Pourquoi la caisse des retraites a-t-elle essuyé des pertes, des diminutions de
ses fonds ? C’est parce que, tandis que les fonctionnaires du département des
finances auraient dû être à l’abri de l’arrêté-loi de 1822, être pensionnés
comme tous les autres fonctionnaires sur le pied de l’arrêté-loi de 1814, est
arrivé que la caisse des retraites non seulement n’a pu assurer une somme aux
veuves et orphelins, mais même n’a pu servir les pensions de la caisse des
retraites parce qu’on a accordé des pensions beaucoup trop fortes à des
fonctionnaires eux-mêmes qui auraient pu, pendant de longues années, rendre des
services à l’Etat. Voilà où était le vice.
Il serait
donc question d’examiner avec beaucoup de maturité quelles sont les
dispositions à prendre, relativement aux fonctionnaires qui puisent à la caisse
des retraites.
J’avais
demandé la parole lorsque l’honorable M. Savart avait énoncé différentes
propositions qui me semblent contraires au principe fondamental et fixé par la
loi qui nous est soumise.
Pour
avoir droit à une pension, il faut deux conditions : l’une que le fonctionnaire
ait fait partie de l’administration générale, la seconde qu’il ait été rétribué
par le trésor public. D’une part on voudrait que cette disposition ne fût pas
appliquée à tous les employés qui réunissent ces deux conditions : par exemple
aux concierges, portiers etc. ; d’autre part il est des employés comme ceux des
chemins de fer pour lesquels on voudrait restreindre le nombre des années de
service qui donnent des droits à la pension ; mais les simples douaniers
n’ont-ils pas autant de droits que les employés du chemin de fer à être
retraités comme employés du service actif.
On
voudrait ne pas donner de pensions à certains employés parce qu’ils sont d’un
rang subalterne ; un instant après on dit qu’il ne faut pas donner de pensions
à ceux qui sont riches. Ainsi les fonctionnaires du dernier ordre ne doivent
pas avoir de pension, ceux de l’ordre le plus élevé n’en doivent pas avoir non
plus.
Lorsqu’on
cherche à fixer ce qu’on entend par les fonctionnaires qui ont de la fortune,
on jette en avant le chiffre de 10,000 fr. de rentes. Je demanderai où est le
contrôle. Dans la quittance, direz-vous, on devra faire une déclaration de son
revenu. C’est une inquisition dangereuse.

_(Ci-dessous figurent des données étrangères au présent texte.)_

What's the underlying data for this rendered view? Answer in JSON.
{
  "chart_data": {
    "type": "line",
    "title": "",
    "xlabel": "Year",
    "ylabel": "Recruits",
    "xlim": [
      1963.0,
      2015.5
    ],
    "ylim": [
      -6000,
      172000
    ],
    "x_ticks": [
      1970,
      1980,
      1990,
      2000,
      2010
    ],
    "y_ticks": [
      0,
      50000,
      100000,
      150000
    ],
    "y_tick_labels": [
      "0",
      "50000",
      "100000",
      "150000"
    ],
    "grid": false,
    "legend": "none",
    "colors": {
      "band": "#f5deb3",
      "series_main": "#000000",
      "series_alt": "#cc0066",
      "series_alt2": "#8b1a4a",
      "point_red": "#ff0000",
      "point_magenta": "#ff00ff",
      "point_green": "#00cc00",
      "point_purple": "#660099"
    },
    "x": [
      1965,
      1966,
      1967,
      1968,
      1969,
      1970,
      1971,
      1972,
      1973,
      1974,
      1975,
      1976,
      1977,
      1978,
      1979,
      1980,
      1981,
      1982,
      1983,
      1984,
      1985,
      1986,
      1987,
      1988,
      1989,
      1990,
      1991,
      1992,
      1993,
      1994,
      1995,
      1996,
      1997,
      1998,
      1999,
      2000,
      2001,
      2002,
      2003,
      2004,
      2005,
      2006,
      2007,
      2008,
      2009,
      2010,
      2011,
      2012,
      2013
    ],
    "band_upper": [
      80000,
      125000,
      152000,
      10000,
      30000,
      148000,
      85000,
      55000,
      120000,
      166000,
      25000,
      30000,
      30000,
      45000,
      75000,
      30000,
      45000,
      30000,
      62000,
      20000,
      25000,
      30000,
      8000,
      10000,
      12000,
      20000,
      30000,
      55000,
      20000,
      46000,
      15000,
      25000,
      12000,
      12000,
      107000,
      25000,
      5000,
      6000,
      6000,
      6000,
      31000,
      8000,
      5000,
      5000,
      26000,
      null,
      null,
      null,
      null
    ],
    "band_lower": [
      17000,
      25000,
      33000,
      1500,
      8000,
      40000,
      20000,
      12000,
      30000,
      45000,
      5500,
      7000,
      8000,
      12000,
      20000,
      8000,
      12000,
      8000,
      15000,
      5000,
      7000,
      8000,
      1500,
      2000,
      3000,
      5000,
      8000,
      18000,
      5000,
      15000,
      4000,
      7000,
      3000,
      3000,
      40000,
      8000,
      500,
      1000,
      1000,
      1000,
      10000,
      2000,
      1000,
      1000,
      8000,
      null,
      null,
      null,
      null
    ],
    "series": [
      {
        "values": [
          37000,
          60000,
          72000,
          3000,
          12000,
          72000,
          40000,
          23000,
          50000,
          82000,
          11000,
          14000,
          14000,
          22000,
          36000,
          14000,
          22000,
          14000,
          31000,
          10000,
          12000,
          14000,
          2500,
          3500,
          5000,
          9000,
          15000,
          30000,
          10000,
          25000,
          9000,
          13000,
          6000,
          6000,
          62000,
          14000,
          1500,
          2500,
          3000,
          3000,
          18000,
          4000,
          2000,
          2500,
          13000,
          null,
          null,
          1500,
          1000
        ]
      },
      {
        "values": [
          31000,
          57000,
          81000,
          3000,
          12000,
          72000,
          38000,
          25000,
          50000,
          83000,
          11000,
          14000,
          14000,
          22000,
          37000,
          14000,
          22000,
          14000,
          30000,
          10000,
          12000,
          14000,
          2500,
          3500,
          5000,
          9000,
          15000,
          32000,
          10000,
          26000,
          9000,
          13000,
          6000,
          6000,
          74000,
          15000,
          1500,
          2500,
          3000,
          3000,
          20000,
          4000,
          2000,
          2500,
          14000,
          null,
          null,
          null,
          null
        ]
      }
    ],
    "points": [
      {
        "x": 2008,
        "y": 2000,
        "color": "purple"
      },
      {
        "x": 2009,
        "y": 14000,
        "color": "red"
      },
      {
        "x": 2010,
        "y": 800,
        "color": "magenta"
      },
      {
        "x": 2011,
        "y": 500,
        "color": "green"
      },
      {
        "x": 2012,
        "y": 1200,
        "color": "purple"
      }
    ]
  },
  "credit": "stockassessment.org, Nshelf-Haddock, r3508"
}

M. Savart-Martel. - J’ai dit seulement qu’on devait déclarer qu’on n’a
pas 10,000 fr. de rentes.
M. Orts. - N’est-ce pas mettre au courant de votre
fortune l’Etat, tout le public ? Ces déclarations sont toujours extrêmement
dangereuses. En matière de succession, on avait cru devoir les corroborer par
le serment : je m’étonne qu’on ne fasse pas aussi affirmer par serment aux
fonctionnaires que leur fortune ne dépasse pas 10,000 francs de rentes. C’est
une inquisition à laquelle on ne peut se livrer.
Tandis
qu’on ne veut pas accorder de pension à tout le monde, pas aux fonctionnaires
qui rendent des services à l’Etat et qui n’ont pas de pension ; mais c’est
qu’ils ne réunissent pas les deux conditions faire partie de l’administration
générale et être rétribuée par l’Etat. Dans cette catégorie sont les juges
consulaires. Mais si on leur donne une pension pourquoi n’en donnerait-on pas
aussi aux jurés ? C’est parce que les uns et les autres ne font que remplir un
devoir. Les juges consulaires rendent un service au commerce auquel ils
appartiennent eux-mêmes ; le commerce à intérêt à être jugé par ses pairs ;
sous ce rapport les juges consulaires qui sont ce que le commerce a de plus
distingué reculeraient devant l’idée d’une pension pour les services qu’ils
rendent à leurs concitoyens d’abord et ensemble à ceux qui appartiennent à la
même classe qu’eux.
On dit
qu’il faudrait faire contribuer tous les fonctionnaires à la caisse des
retraites. On vous a répondu qu’il faudrait commencer par donner à ces
fonctionnaires quelque chose qui fût l’équivalent de cette charge nouvelle.
On a cité
l’ordre judiciaire pour lequel, depuis longtemps, ou réclame une augmentation
de traitement ; mais ce ne sont pas seulement les fonctionnaires de l’ordre
judiciaire qui réclament à bon droit une augmentation de traitement. Vous avez
eu des réclamations de ce genre en faveur des commissaires de district et
d’autres fonctionnaires. Si vous assujettissez tous les employés de l’Etat à
verser annuellement une partie de leur traitement dans une caisse, il est juste
de commencer par augmenter leurs traitements
Toutes ces théories vagues et pour ainsi dire
inexécutables, sont très belles : mais j’attends toujours à l’exécution. Je ne
conçois pas comment on pourrait formuler quelque chose d’assez précis pour ne
pas tomber dans l’arbitraire, tout en voulant éviter l’arbitraire et les trop
fortes dépenses ; car tous les systèmes formulés hier et aujourd’hui me
laissent dans une incertitude telle qu’il me paraît impossible de ne pas y
renoncer. Que les honorables veuillent bien formuler des amendements, alors on
pourra les discuter ; comme il n’en a surgi aucun, je crois qu’il vaudrait
mieux passer le plus tôt possible à la discussion des articles ; il y a des
dispositions qui donneront nécessairement lieu à de très graves observations.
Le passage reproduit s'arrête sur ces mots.